After church Maria felt her spirit was renewed and was like Saul on the road to Damascus. The fear and ignorance that have held her back had fallen away. Maria felt she was no longer a captive of a loveless marriage. “I wasted ten years loving a man who did not care about my feelings”, Maria thought to herself.
That night Maria’s sleep did not come easy. Laying next to Tapiwa, she listened to him as he snored; and she recounted all the negative reality that characterized their marriage. “The grumpy faced husband, retrogressive traditions the engraved attitudes that refused to die, living in a lie for one’s life-time, male chauvinistic society that looks down on woman that made her marriage like a prison”, all these went through her mind as she laid in bed next to her husband.

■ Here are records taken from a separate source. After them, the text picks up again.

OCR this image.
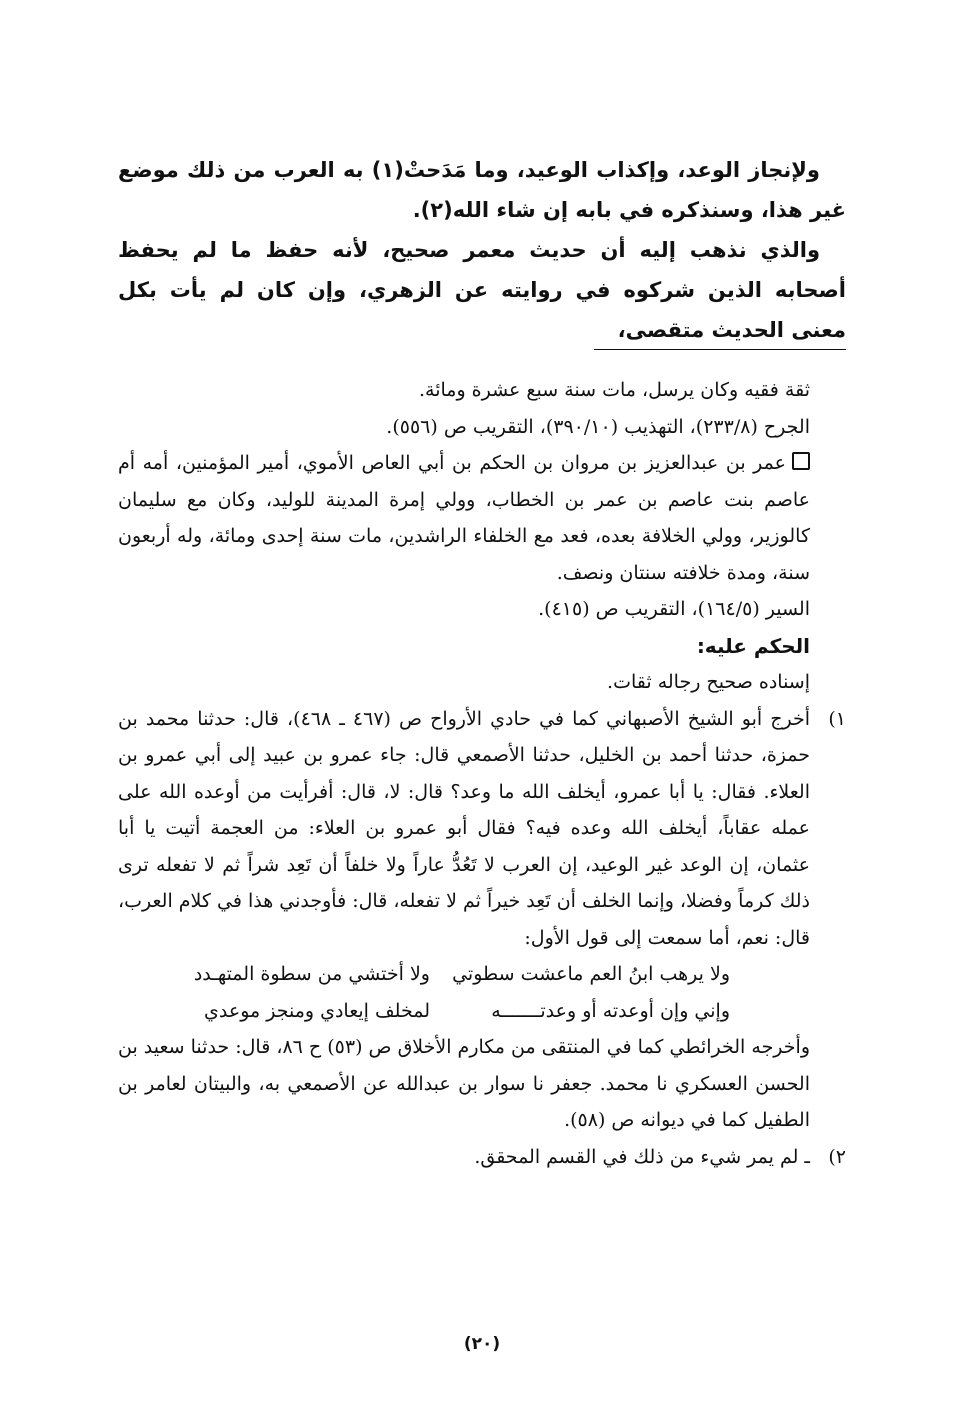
ولإنجاز الوعد، وإكذاب الوعيد، وما مَدَحتْ(١) به العرب من ذلك موضع غير هذا، وسنذكره في بابه إن شاء الله(٢).

والذي نذهب إليه أن حديث معمر صحيح، لأنه حفظ ما لم يحفظ أصحابه الذين شركوه في روايته عن الزهري، وإن كان لم يأت بكل معنى الحديث متقصى،

ثقة فقيه وكان يرسل، مات سنة سبع عشرة ومائة.

الجرح (٢٣٣/٨)، التهذيب (٣٩٠/١٠)، التقريب ص (٥٥٦).

عمر بن عبدالعزيز بن مروان بن الحكم بن أبي العاص الأموي، أمير المؤمنين، أمه أم عاصم بنت عاصم بن عمر بن الخطاب، وولي إمرة المدينة للوليد، وكان مع سليمان كالوزير، وولي الخلافة بعده، فعد مع الخلفاء الراشدين، مات سنة إحدى ومائة، وله أربعون سنة، ومدة خلافته سنتان ونصف.

السير (١٦٤/٥)، التقريب ص (٤١٥).

الحكم عليه:

إسناده صحيح رجاله ثقات.

١)

أخرج أبو الشيخ الأصبهاني كما في حادي الأرواح ص (٤٦٧ ـ ٤٦٨)، قال: حدثنا محمد بن حمزة، حدثنا أحمد بن الخليل، حدثنا الأصمعي قال: جاء عمرو بن عبيد إلى أبي عمرو بن العلاء. فقال: يا أبا عمرو، أيخلف الله ما وعد؟ قال: لا، قال: أفرأيت من أوعده الله على عمله عقاباً، أيخلف الله وعده فيه؟ فقال أبو عمرو بن العلاء: من العجمة أتيت يا أبا عثمان، إن الوعد غير الوعيد، إن العرب لا تَعُدُّ عاراً ولا خلفاً أن تَعِد شراً ثم لا تفعله ترى ذلك كرماً وفضلا، وإنما الخلف أن تَعِد خيراً ثم لا تفعله، قال: فأوجدني هذا في كلام العرب، قال: نعم، أما سمعت إلى قول الأول:

ولا يرهب ابنُ العم ماعشت سطوتي
ولا أختشي من سطوة المتهـدد
وإني وإن أوعدته أو وعدتـــــــه
لمخلف إيعادي ومنجز موعدي

وأخرجه الخرائطي كما في المنتقى من مكارم الأخلاق ص (٥٣) ح ٨٦، قال: حدثنا سعيد بن الحسن العسكري نا محمد. جعفر نا سوار بن عبدالله عن الأصمعي به، والبيتان لعامر بن الطفيل كما في ديوانه ص (٥٨).

٢)

ـ لم يمر شيء من ذلك في القسم المحقق.

(٢٠)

Maria never confided to anyone about the plights of her marriage. Even to Nancy she would disclosed partial information about what problems she endured with her husband.
Maria thought of her youth days in her home village and how her grandmother who was a Svikiro- spiritual medium once told her that she only attain happiness after long suffering.
These memories frightened her.
She had dismissed such prophecies as fantasy because she was a Christian, because true Christian considers svikiros as devil’s agents.
Putting aside those thoughts, Maria recounted the injustices she endured at the hands of her husband and resolved to leave him for good.
She had already made prior arrangement to put up at Nancy’s place with her daughter, until she found her own accommodation. Maria came to consider her husband not only as a cruel man but a bulwark to her vision of being independent. She cursed herself not making a decision to leave her old-fashioned husband long time back.
The next morning after Tapiwa left for work, Maria packed her belongings and Chichi’s which fitted in three huge suitcases. After hurriedly packing she called a mini cab. A Muslim taxi driver helped load her stuff into the boot of the taxi. Afterward Maria looked around in the nieghbourhood as she locked the door before throwing the keys to the house into the letter box.
“Com on Mummy, let’s go”, shouted Chichi who was already seated at back seat of the taxi.
Sighing with relief, Maria turned towards the mini cab which drove away and since that day she never looked back.
Along the way before the taxi pull off, Maria dozed off with her daughter seated next to her. In short sleep she dreamed her grandmother svikiro, whispering to her. In a dream svikiro’s face was gnarled and haggard, and smiling at Maria; as if congratulating her for taking a step towards her happiness.